Da-Vinci robot-assisted thoracic surgery versus video-assisted thoracic surgery for non-small cell lung cancer: A systematic review and meta-analysis
- VernacularTitle:达芬奇机器人与电视辅助胸腔镜手术治疗非小细胞肺癌的系统评价与Meta分析
- Author:
Weiqiang ZENG
1
;
Yunjiu GOU
2
;
Xiangdou BAI
1
Author Information
1. The First Clinical Medical College of Gansu University of Chinese Medicine, Lanzhou, 730000, P. R. China
2. Department of Thoracic Surgery, Gansu Provincial Hospital, Lanzhou, 730000, P. R. China
- Publication Type:Journal Article
- Keywords:
Da-Vinci robot-assisted thoracic surgery;
video-assisted thoracic surgery;
lung cancer;
systematic review/meta-analysis
- From:
Chinese Journal of Clinical Thoracic and Cardiovascular Surgery
2023;30(03):447-457
- CountryChina
- Language:Chinese
-
Abstract:
Objective To compare the surgical efficacy of Da-Vinci robot-assisted thoracic surgery (RATS) and video-assisted thoracic surgery (VATS) for non-small cell lung cancer (NSCLC). Methods Online databases including PubMed, EMbase, Web of Science, The Cochrane Library, CNKI, Wanfang, VIP and CBM from inception to 18 February, 2022 were searched by two researchers independently. The references of related studies were also searched to re-enroll the potential studies. The quality of the studies was evaluated with Newcastle-Ottawa Scale (NOS). The meta-analysis was performed by RevMan 5.3. Results A total of 43 studies including 33 089 patients were enrolled in the final study. The NOS scores of the included studies were ≥6 points. The results of meta-analysis showed that the operation time was longer [MD=8.50, 95%CI (1.59, 15.41), P=0.020], the blood loss was less [MD=−46.58, 95%CI (−62.86, −30.29), P<0.001], the dissected lymph nodes stations were more [MD=0.67, 95%CI (0.40, 0.93), P<0.001], the dissected lymph nodes were more [MD=2.39, 95%CI (1.43, 3.36), P<0.001], the conversion rate was lower [OR=0.52, 95%CI (0.46, 0.59), P<0.001], the time of chest tube drainage was shorter [MD=−0.35, 95%CI (−0.58, −0.11), P=0.004], the length of hospital stay was shorter [MD=−0.32, 95%CI (−0.45, −0.19), P<0.001], and the recurrence rate was lower [OR=0.51, 95%CI (0.36, 0.72), P<0.001] in the RATS group than those in the VATS group.

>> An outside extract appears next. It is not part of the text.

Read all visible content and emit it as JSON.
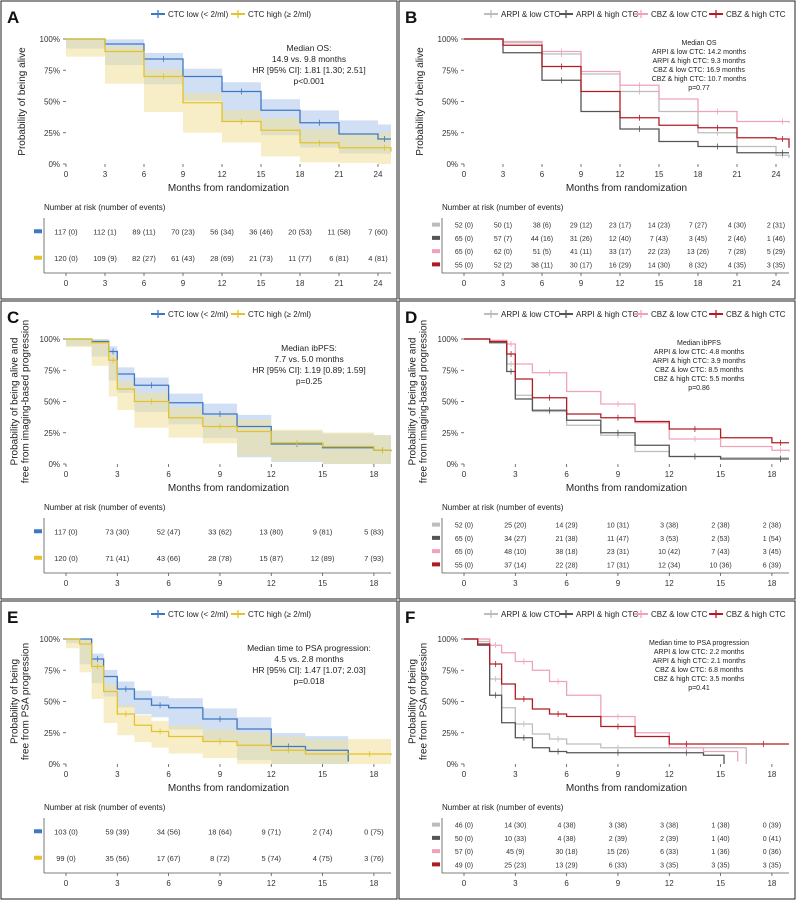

The rate of overall postoperative complications [OR=0.95, 95%CI (0.89, 1.01), P=0.110] and postoperative mortality rate [OR=0.85, 95%CI (0.62, 1.16), P=0.300] were not significantly different between the two groups. Conclusion Compared with VATS, although RATS prolongs the operation time, it does not increase the incidence of postoperative complications and mortality rates. Moreover, RATS can dissect more lymph nodes, effectively control intraoperative bleeding, shorten the duration of chest drainage tube indwelling and shorten the postoperative hospital stay to a certain extent.